I just hate it when they cover songs I love, and I actually heard the first two notes of “Whole Lotta Love” and turned to Mom screaming “Not Led Zeppelin!!” Incidentally, my horrified screaming could not be heard (twice) over the enthusiastic screaming of the crowd.
Other surreal moments occurred when I heard songs like “Patience” and “Wanted: Dead or Alive.” Did anyone think, twenty years ago, that these songs would bring entire stadiums to their feet in twenty years’ time? Did anyone know that kids who had not been born when the songs came out, kids who, in all probability, have never even HEARD the original versions, would sing their lungs out when the microphone was pointed towards them during the chorus? So odd, really. Also, I could practically smell the pierogis in the Kit Carson middle school cafeteria, where we held our afternoon dances.

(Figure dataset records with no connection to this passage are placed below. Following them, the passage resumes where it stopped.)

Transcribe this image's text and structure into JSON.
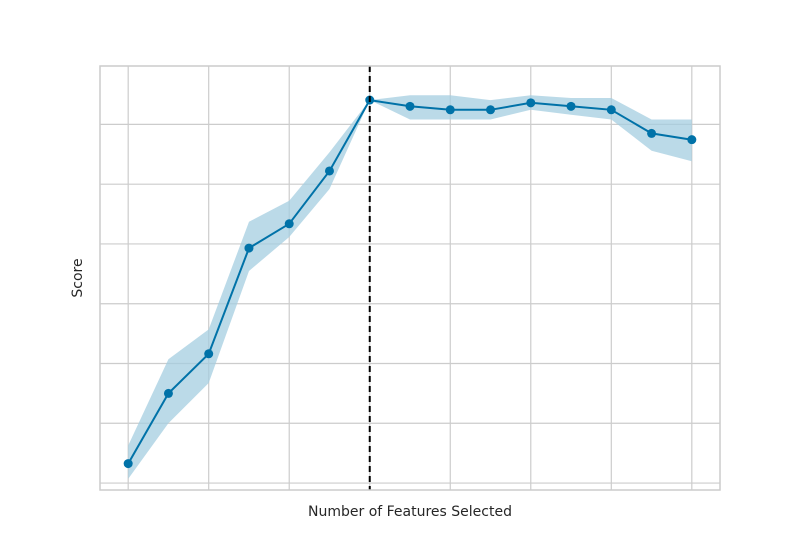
{
  "chart_data": {
    "type": "line",
    "title": "",
    "xlabel": "Number of Features Selected",
    "ylabel": "Score",
    "xlim": [
      0.3,
      15.7
    ],
    "ylim": [
      -0.1,
      6.0
    ],
    "grid": true,
    "x_gridlines": [
      1,
      3,
      5,
      7,
      9,
      11,
      13,
      15
    ],
    "y_gridlines": [
      0,
      0.86,
      1.72,
      2.58,
      3.44,
      4.3,
      5.16
    ],
    "series": [
      {
        "x": [
          1,
          2,
          3,
          4,
          5,
          6,
          7,
          8,
          9,
          10,
          11,
          12,
          13,
          14,
          15
        ],
        "values": [
          0.28,
          1.29,
          1.86,
          3.38,
          3.73,
          4.49,
          5.51,
          5.42,
          5.37,
          5.37,
          5.47,
          5.42,
          5.37,
          5.03,
          4.94
        ],
        "lower": [
          0.06,
          0.86,
          1.44,
          3.05,
          3.54,
          4.23,
          5.51,
          5.23,
          5.23,
          5.23,
          5.37,
          5.3,
          5.23,
          4.78,
          4.63
        ],
        "upper": [
          0.54,
          1.78,
          2.21,
          3.76,
          4.06,
          4.76,
          5.51,
          5.58,
          5.58,
          5.51,
          5.58,
          5.54,
          5.54,
          5.23,
          5.23
        ]
      }
    ],
    "optimal_x": 7,
    "colors": {
      "line": "#0072a8",
      "band": "#a4cde0",
      "optimal_marker": "#000000",
      "grid": "#cccccc",
      "frame": "#cccccc"
    }
  }
}
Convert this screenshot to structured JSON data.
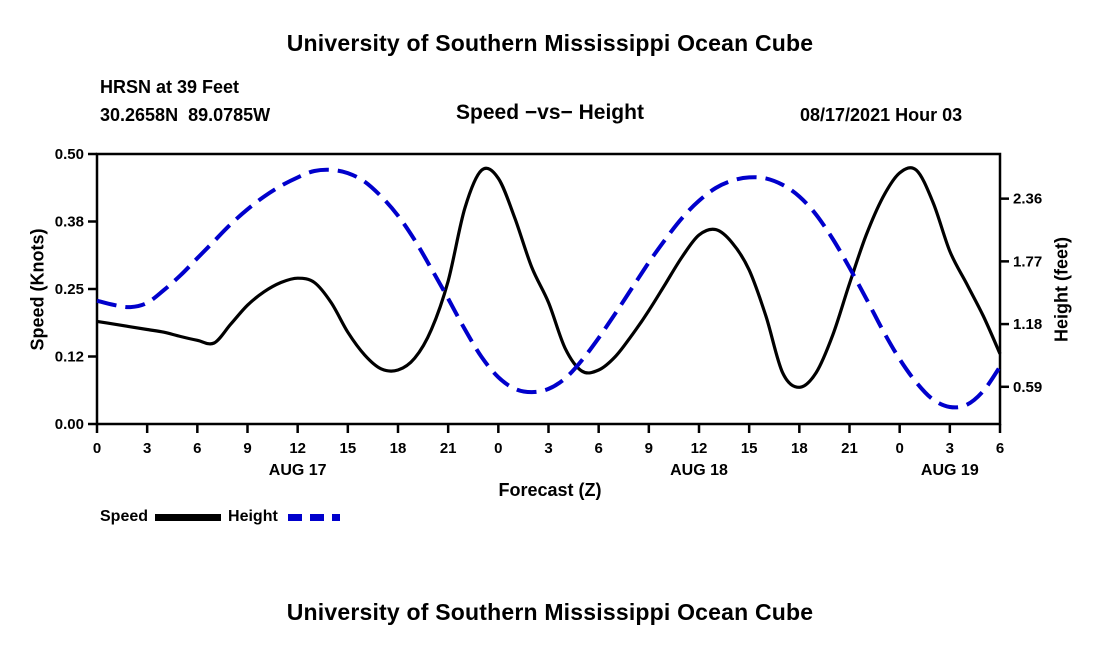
{
  "page": {
    "title_top": "University of Southern Mississippi Ocean Cube",
    "title_bottom": "University of Southern Mississippi Ocean Cube"
  },
  "header": {
    "station": "HRSN at 39 Feet",
    "coordinates": "30.2658N  89.0785W",
    "title": "Speed −vs− Height",
    "datetime": "08/17/2021 Hour 03"
  },
  "chart_data": {
    "type": "line",
    "title": "Speed −vs− Height",
    "xlabel": "Forecast (Z)",
    "ylabel_left": "Speed (Knots)",
    "ylabel_right": "Height (feet)",
    "x_range": [
      0,
      54
    ],
    "x_ticks": [
      {
        "hour": 0,
        "label": "0"
      },
      {
        "hour": 3,
        "label": "3"
      },
      {
        "hour": 6,
        "label": "6"
      },
      {
        "hour": 9,
        "label": "9"
      },
      {
        "hour": 12,
        "label": "12"
      },
      {
        "hour": 15,
        "label": "15"
      },
      {
        "hour": 18,
        "label": "18"
      },
      {
        "hour": 21,
        "label": "21"
      },
      {
        "hour": 24,
        "label": "0"
      },
      {
        "hour": 27,
        "label": "3"
      },
      {
        "hour": 30,
        "label": "6"
      },
      {
        "hour": 33,
        "label": "9"
      },
      {
        "hour": 36,
        "label": "12"
      },
      {
        "hour": 39,
        "label": "15"
      },
      {
        "hour": 42,
        "label": "18"
      },
      {
        "hour": 45,
        "label": "21"
      },
      {
        "hour": 48,
        "label": "0"
      },
      {
        "hour": 51,
        "label": "3"
      },
      {
        "hour": 54,
        "label": "6"
      }
    ],
    "date_labels": [
      {
        "hour": 12,
        "label": "AUG 17"
      },
      {
        "hour": 36,
        "label": "AUG 18"
      },
      {
        "hour": 51,
        "label": "AUG 19"
      }
    ],
    "left_axis": {
      "min": 0.0,
      "max": 0.5,
      "tick_values": [
        0.0,
        0.125,
        0.25,
        0.375,
        0.5
      ],
      "tick_labels": [
        "0.00",
        "0.12",
        "0.25",
        "0.38",
        "0.50"
      ]
    },
    "right_axis": {
      "min": 0.24,
      "max": 2.78,
      "tick_values": [
        0.59,
        1.18,
        1.77,
        2.36
      ],
      "tick_labels": [
        "0.59",
        "1.18",
        "1.77",
        "2.36"
      ]
    },
    "grid": false,
    "series": [
      {
        "name": "Speed",
        "axis": "left",
        "color": "#000000",
        "width": 3.2,
        "dash": "",
        "values": [
          0.19,
          0.185,
          0.18,
          0.175,
          0.17,
          0.162,
          0.155,
          0.15,
          0.185,
          0.22,
          0.245,
          0.262,
          0.27,
          0.262,
          0.225,
          0.17,
          0.128,
          0.102,
          0.1,
          0.122,
          0.175,
          0.265,
          0.4,
          0.47,
          0.455,
          0.38,
          0.29,
          0.225,
          0.14,
          0.098,
          0.1,
          0.125,
          0.165,
          0.21,
          0.26,
          0.31,
          0.35,
          0.36,
          0.335,
          0.285,
          0.2,
          0.095,
          0.068,
          0.095,
          0.165,
          0.26,
          0.35,
          0.42,
          0.465,
          0.47,
          0.41,
          0.32,
          0.26,
          0.2,
          0.13
        ]
      },
      {
        "name": "Height",
        "axis": "right",
        "color": "#0000cc",
        "width": 4,
        "dash": "20 9",
        "values": [
          1.4,
          1.36,
          1.34,
          1.38,
          1.5,
          1.64,
          1.8,
          1.96,
          2.12,
          2.26,
          2.38,
          2.48,
          2.56,
          2.62,
          2.63,
          2.6,
          2.52,
          2.38,
          2.2,
          1.97,
          1.7,
          1.42,
          1.13,
          0.87,
          0.68,
          0.57,
          0.54,
          0.57,
          0.67,
          0.84,
          1.05,
          1.28,
          1.52,
          1.76,
          1.98,
          2.18,
          2.34,
          2.46,
          2.53,
          2.56,
          2.55,
          2.49,
          2.38,
          2.21,
          1.98,
          1.71,
          1.42,
          1.12,
          0.85,
          0.63,
          0.47,
          0.4,
          0.42,
          0.55,
          0.78
        ]
      }
    ],
    "legend": {
      "speed_label": "Speed",
      "height_label": "Height"
    }
  }
}
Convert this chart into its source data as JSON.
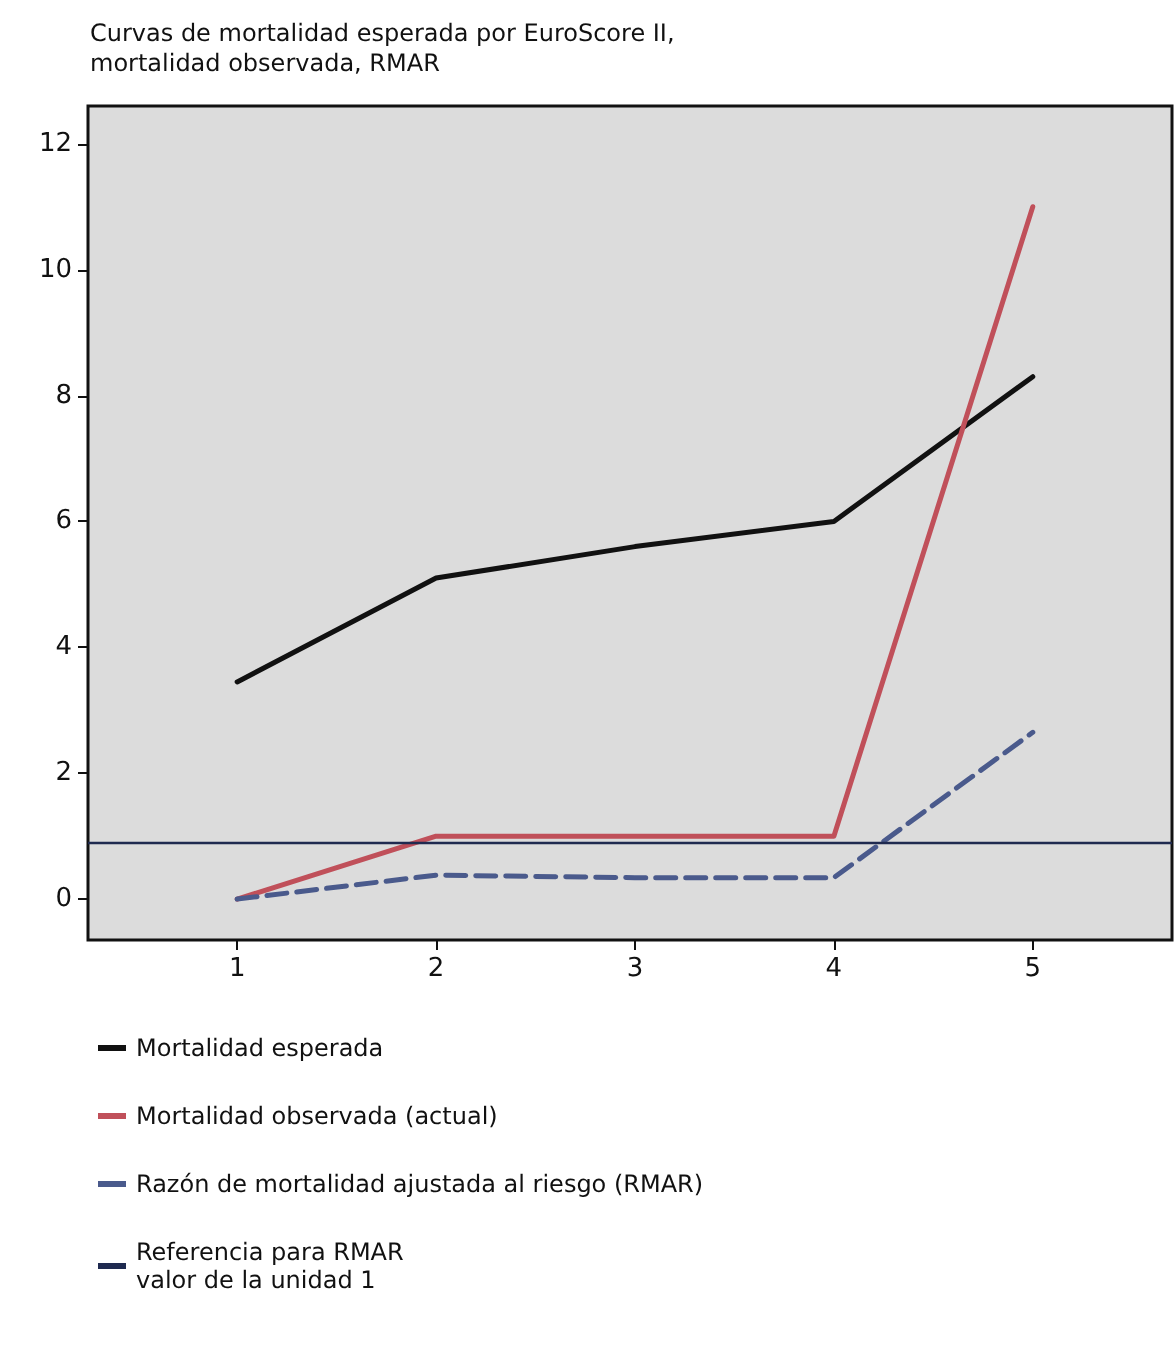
{
  "chart_data": {
    "type": "line",
    "title": "Curvas de mortalidad esperada por EuroScore II,\nmortalidad observada, RMAR",
    "x": [
      1,
      2,
      3,
      4,
      5
    ],
    "series": [
      {
        "name": "Mortalidad esperada",
        "color": "#111111",
        "values": [
          3.45,
          5.1,
          5.6,
          6.0,
          8.3
        ]
      },
      {
        "name": "Mortalidad observada (actual)",
        "color": "#c0505a",
        "values": [
          0,
          1.0,
          1.0,
          1.0,
          11.0
        ]
      },
      {
        "name": "Razón de mortalidad ajustada al riesgo (RMAR)",
        "color": "#4a5a8c",
        "values": [
          0,
          0.38,
          0.34,
          0.34,
          2.65
        ],
        "line_style": "dashed"
      }
    ],
    "ref_lines": [
      {
        "axis": "y",
        "value": 0.9,
        "label": "Referencia para RMAR\nvalor de la unidad 1",
        "color": "#1f2a50"
      }
    ],
    "xlim": [
      0.25,
      5.7
    ],
    "xticks": [
      1,
      2,
      3,
      4,
      5
    ],
    "ylim": [
      -0.65,
      12.6
    ],
    "yticks": [
      0,
      2,
      4,
      6,
      8,
      10,
      12
    ],
    "grid": false,
    "legend": "bottom",
    "marker": "none",
    "line_style": "solid"
  }
}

I remember swaying in tiny circles, knees locked, with Tony Winter’s arms around me. “I been walkin’ the streets at night... just tryin’ to get it right...”
As the concert started rolling towards its conclusion, the winner, Taylor, came on stage and began doing his crazy dance. And I thought to myself, of all the thousands of people that auditioned for this show from all over the country, this bowlegged, funky dancing, bushy-eyebrowed Elvis-butchering motherfucker is the best they could do? He’s our American Idol? Really? This is it? Because I know that there are better singers, better performers, actual songwriters, and real artists playing in shitty bars in tiny towns all over the country every single weekend.
One of the saddest moments, I think, was watching one of these girls sing Aretha Franklin’s “Think.” Having seen Aretha perform this song in “The Blues Brothers,” I couldn’t help but see Aretha superimposed over whichever sad, pale imitation was performing there in front of me. It was like a palimpset of the real song, with the soulless, thin version there underneath. What a stark contrast. And I realized that the whole concert was like that -- a history of American (and, okay, British) music with all the passion, love, and soul surgically excised. It was almost like a horror movie, where you find yourself in a parallel universe with all the good parts of life removed. Have you read “A Wrinkle in Time”? There’s a part where Meg and her brothers are eating a fabulous spread of a meal. Her brother is brainwashed into thinking that it is all, indeed, gourmet food, whereas Meg tastes only sand. I was tasting sand, but everyone else around seeed to taste Turkish delight.
There is an upside, though. And that is this: AI is not actually representative of modern music or the pool of talent in this country at all. It couldn’t be, because they don’t foster art or creativity. They seem to think they are weeding out bad singers in favor of good singers, but what they will never have is great singers, because a great singer is something else entirely. Van Morrison? Not a good singer, but nevertheless a great singer. Hell, he’d never have made it to round one. He’s funny-looking and short and stalks across the stage in an odd manner, and his voice is gruff and strange. Janis Joplin? Breathy. Bob Seger? Awful. James Taylor? No stage presence. Joe Cocker? Don’t quit your day job. Chrissie Hynde? Not an accessible look. David Byrne? Pitchy. So you know what? Let’s let American Idol keep being what it is, and let music keep being what it is, and understand that they are two different universes. And next year if I get asked to go to Season 5’s concert? I’m afraid I’m busy that day.